DataMasque glossary of terms
Connection
A connection defines the parameters and credentials that allow DataMasque to connect to and mask a target database.
Deterministic random
By default, the mask types provided by DataMasque for generating random data (i.e.
from_random_text
) will produce a completely random
masked value for each row the mask is applied to. This is the most secure option for masked data generation, as the
masked values are generated independently of the original unmasked values.

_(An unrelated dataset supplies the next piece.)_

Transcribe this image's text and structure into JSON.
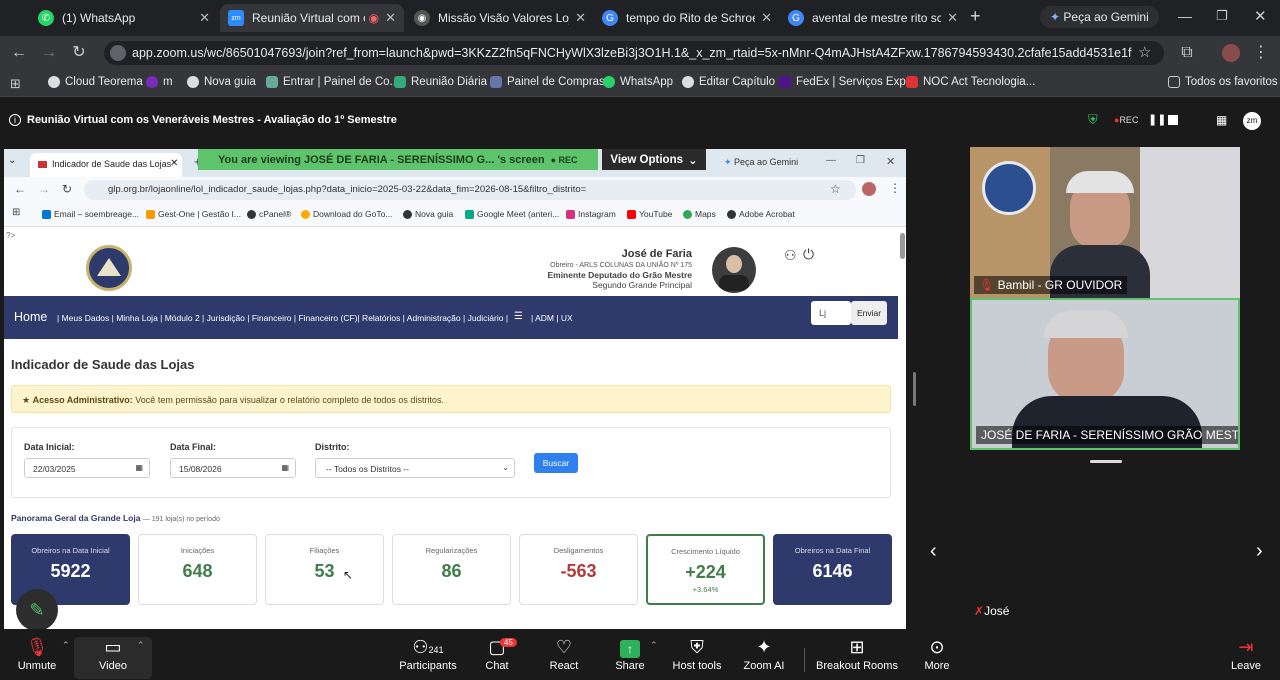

However, there are many cases in data masking that require repeated generation of the same masked value for a given
input value (i.e. the data generation must be deterministic). DataMasque achieves this by using hash-based algorithms
that securely generate 'deterministic random' values. These values are uniformly distributed, but are deterministic with
regards to their input. Random mask types are made deterministic by specifying the
hash_columns
parameter on the corresponding masking rule.
Mask
Masks are the algorithms provided by DataMasque for generating and manipulating database column values. Some
mask types operate by modifying their input value (i.e.
take_substring
), while others act as a source of values
(i.e. 'from_fixed').
When masks are combined in sequence they act as a pipeline, passing the output from one mask into the input of the next. The first mask in the sequence receives the original column value as input.
Masking run
A masking run is the application of a masking ruleset against a target database connection. Masking runs can be configured and triggered using the DataMasque web interface or API.
Rule
Every mask_table
task requires a list of rules
. A rule describes the sequence of one or
more mask algorithms that will be applied to a single database column. In most cases you
can consider there to be a one-to-one mapping of rules to database columns.
Ruleset
A ruleset is the configuration that defines the tasks that will be executed by DataMasque during a masking run. Rulesets are created and edited using the ruleset editor, and are written in the YAML configuration language.
Task
Tasks are the basic building blocks of a ruleset. Each task represents some action that DataMasque will take during a masking run. Different task types are available for common database masking needs:
- To create a temporary table from an SQL query, use the
temporary_table
task type. - To truncate a table, use the
truncate_table
task type. - To run a SQL script, use the
run_sql
task type. - To mask a table using DataMasque mask algorithms, use the
mask_table
task type. - Use the special
parallel
andserial
task types to group subtasks for parallel execution.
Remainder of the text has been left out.